Of second chances and déjà vu
Friday Night LightsLeukemia…
I have heard of the cancer before multiple times in class, but never paid more attention to it than needed. For me I just thought of it as a mere name of a big disease, but now I’ve successfully gained a new perception on it the more I hear about it, and I find myself disliking it more and more.
“I’ve stopped reacting to treatments,” Tiffany says as we sit on the green grass upon the football field in school, none of us really having the desire to go home as of now. “The doctors used to tell me that it was going to be fine, that I’d get through it,” and then her words trail off until she stays silent for a while. “But they’ve stopped telling me that now.”
The stadium lights shine upon us as we sit here and view a starless sky. A gush of wind gently passes us and seeps through my jacket, causing shivers down my spine. As I look at Tiffany I see her lost daze again, upon her tired appearance and I wondered how I couldn’t have noticed sooner. “Why aren’t you at the hospital?” I ask timidly, my hands tucked inside the pockets of my jacket to regain some warmth inside of me. Tiffany simply smiles a little distantly before replying.
“I’d rather live a short life like this, than live in an extended life inside of a hospital room,” she simply says before looking at me with a small smile, and silently I nod in agreement. “I still get check-ups and stuff like that, but I don’t actually stay there. It’s better like this,” she adds after a while and it falls silent between us as I try to sink the words in.
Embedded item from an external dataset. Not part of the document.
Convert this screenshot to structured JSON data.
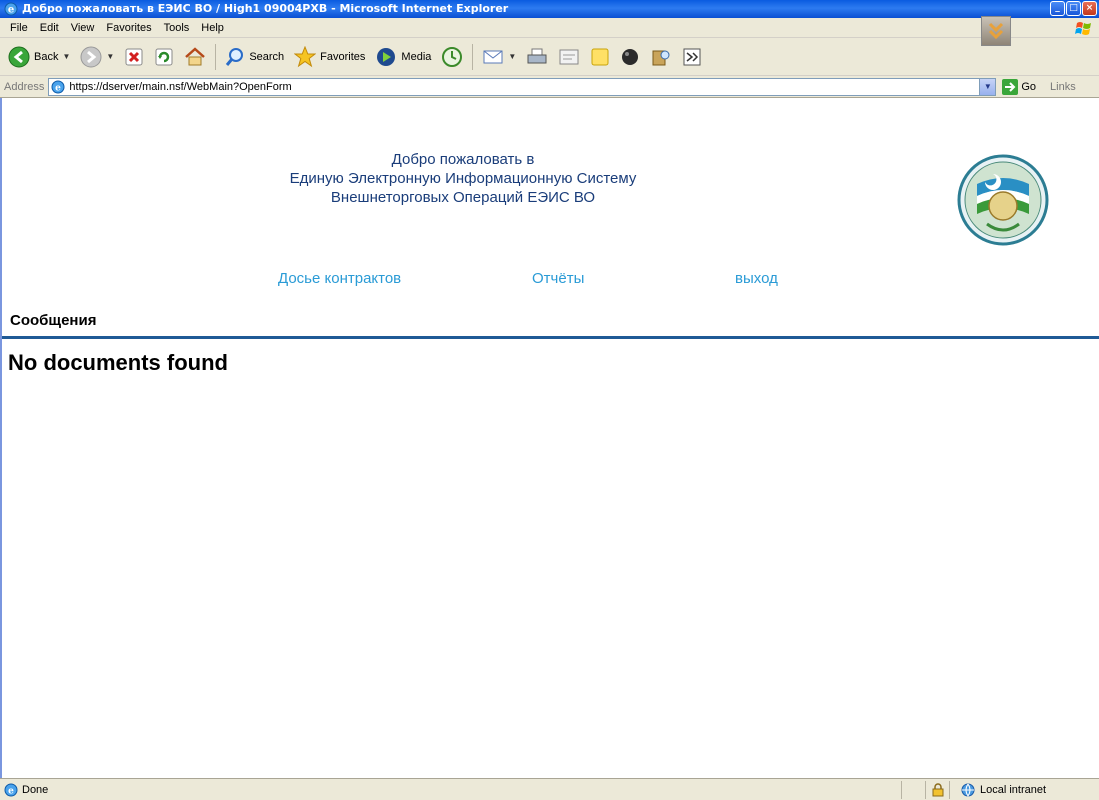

I want to ask how long, but at the same time I know that some things are better left unknown. I don’t want to cause myself anymore pain, and I don’t want Tiffany to feel stressed out or obligated to tell me either. We don’t need anymore dark thoughts after this, and instead of being realistic for once I opt to pretend that nothing’s going to change, and that no one is going to leave.
At some point we both end up lying down on the grass, a little closer than before but not too near. From what I can see there’s only a few specks of shining lights in the sky, small stars scattered everywhere. “Jess,” Tiffany calls out, and I hum in reply as my eyes are still focused on the sky.
“I know that I did is stupid, and that you probably won’t want to listen to what I have to say now… but I still like you.”
My heart beats a little faster as I hear those words, a surge of happiness and somehow relief running throughout my body. However I don’t know how or what to say to that, my head already too lost in my thoughts after what just happened, my heart still a bit wary after what had happened previously. “I really, really like you,” she continues, her voice growing a little clearer. “But I’m scared. I don’t even know why, I’m just scared...”
Carefully I turn my gaze to look at her for a split second, my eyes lingering before I tear them away again. I inhale before trying to think of something to ease her, calm her down, but I come blank because I honestly don’t know what to say. “I think…” I say after a while, trying to utter out some more words before going totally blank again. “It’s okay to be afraid, and do you wanna know a secret?” I ask and for some odd reason I get a sense of déjà vu, the situation seeming so familiar, like that time when we first confessed to each other. Fond by the memory I let out a faint smile, clearly remembering what’s coming next.
“I’m afraid as well.”
In the heavy silence between us Tiffany suddenly laughs, her somewhat hoarse voice echoing throughout the area. She probably remembers that moment just as much as I do, and I quickly find myself laughing along with her. It’s weird how we were both crying our eyes out earlier by a bus stop, and now we’re on the football field laughing together. It’s like an emotional rollercoaster between us, going up and down constantly with sharp turns.
Our laughter calms down to only uneven breaths after needing oxygen again. By now we’re left with a much more comfortable silence, the tense aura between us fading away little by little. But it doesn’t take too long until Tiffany breaks it again. “Could you ever give me a second chance?” she asks and I feel her eyes on me as I face the sky. A million thoughts run through my head after she asks the question and leaves me unanswered because I honestly don’t know what to say.
“I know it’s a lot to think of, especially because of the way I treated you, but just consider it… please?”
The silence between us is longer than before and my mind is still scattered all over the place. Everything just seems too much to bear, too much to think of. For once I’m actually aware of what might happen in the end, but I know I’ll never get used to the fact that everything has an expiration date.
But when I turn to look at Tiffany again I see the sincerity in her eyes, the emotions so there and simply so raw that it’s a little overwhelming. And then I just know that no matter what happens I shouldn’t let her go just like that and rather hold on for all that its worth.
Instead of actually saying something, I let my actions speak because words can wait for now, they can always be said or told another time. And as I lean in to give her a peck on her lips, something I’ve honestly missed, I give her that as my answer, and I suppose she understands after the smile on her face.